Am I in Porn?
- Website type: Search engine
- Available in: English, French, German, Spanish, Chinese, and Portuguese
- Founders: Lukas Henseleit; Jonas Schnabel; Yannick Schuchmann;
- Website: amiinporn.org
- Registration: Yes
- Launched: 2018

= Am I in Porn? =

German facial recognition search engine

Am I in Porn? is a non-profit picture-based search engine built to allow people to search for and take action against online content uploaded without their permission. It aims to help victims of revenge porn to find content and take it down.

==History==
Am I in Porn? was founded by Lukas Henseleit, Jonas Schnabel and Yannick Schuchmann in 2018 after a member of their friendship group became a victim of revenge porn.

In 2020, the website became public and has helped many victims remove explicit content from pornographic sites.

==Service==
Users are able to visit the website and upload a picture of themselves. In the next step, the algorithm will examine the photo and make comparisons to its database of over ten million videos. Up to 30 results links will be returned, ranked by how likely they are to have a match to the submitted image.

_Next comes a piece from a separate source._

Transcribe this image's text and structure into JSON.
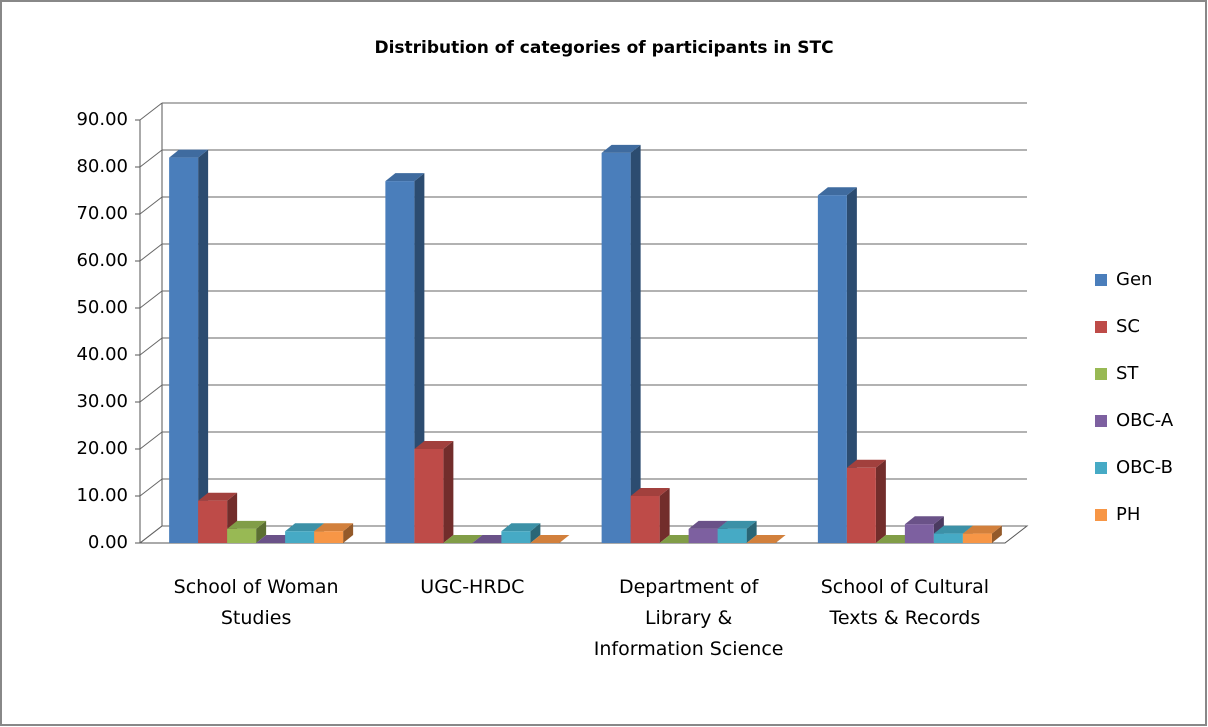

The service does not keep a record of the photograph and the user's identity is protected.

If any pornographic content resembling the uploaded image is located, the user will be notified and a detailed set of instructions on how to delete the offending material from the sites is provided. In addition, the user will be provided with resources for obtaining both mental health and legal assistance.

==Criticism==
Erotic portals are concerned that individuals may use them to locate pornographic material for acquaintances. They believe that individuals may use third-party images to obtain information about individuals, and may potentially misuse any content discovered. The General Data Protection Regulation explicitly forbids the processing of biometric data to identify people and “the right to own the picture” specifically forbids the use of images without explicit consent from people portrayed. Stefan Brink, Baden-Wüttembergs Regional Data Protection Officer, has claimed that the website is operating illegally.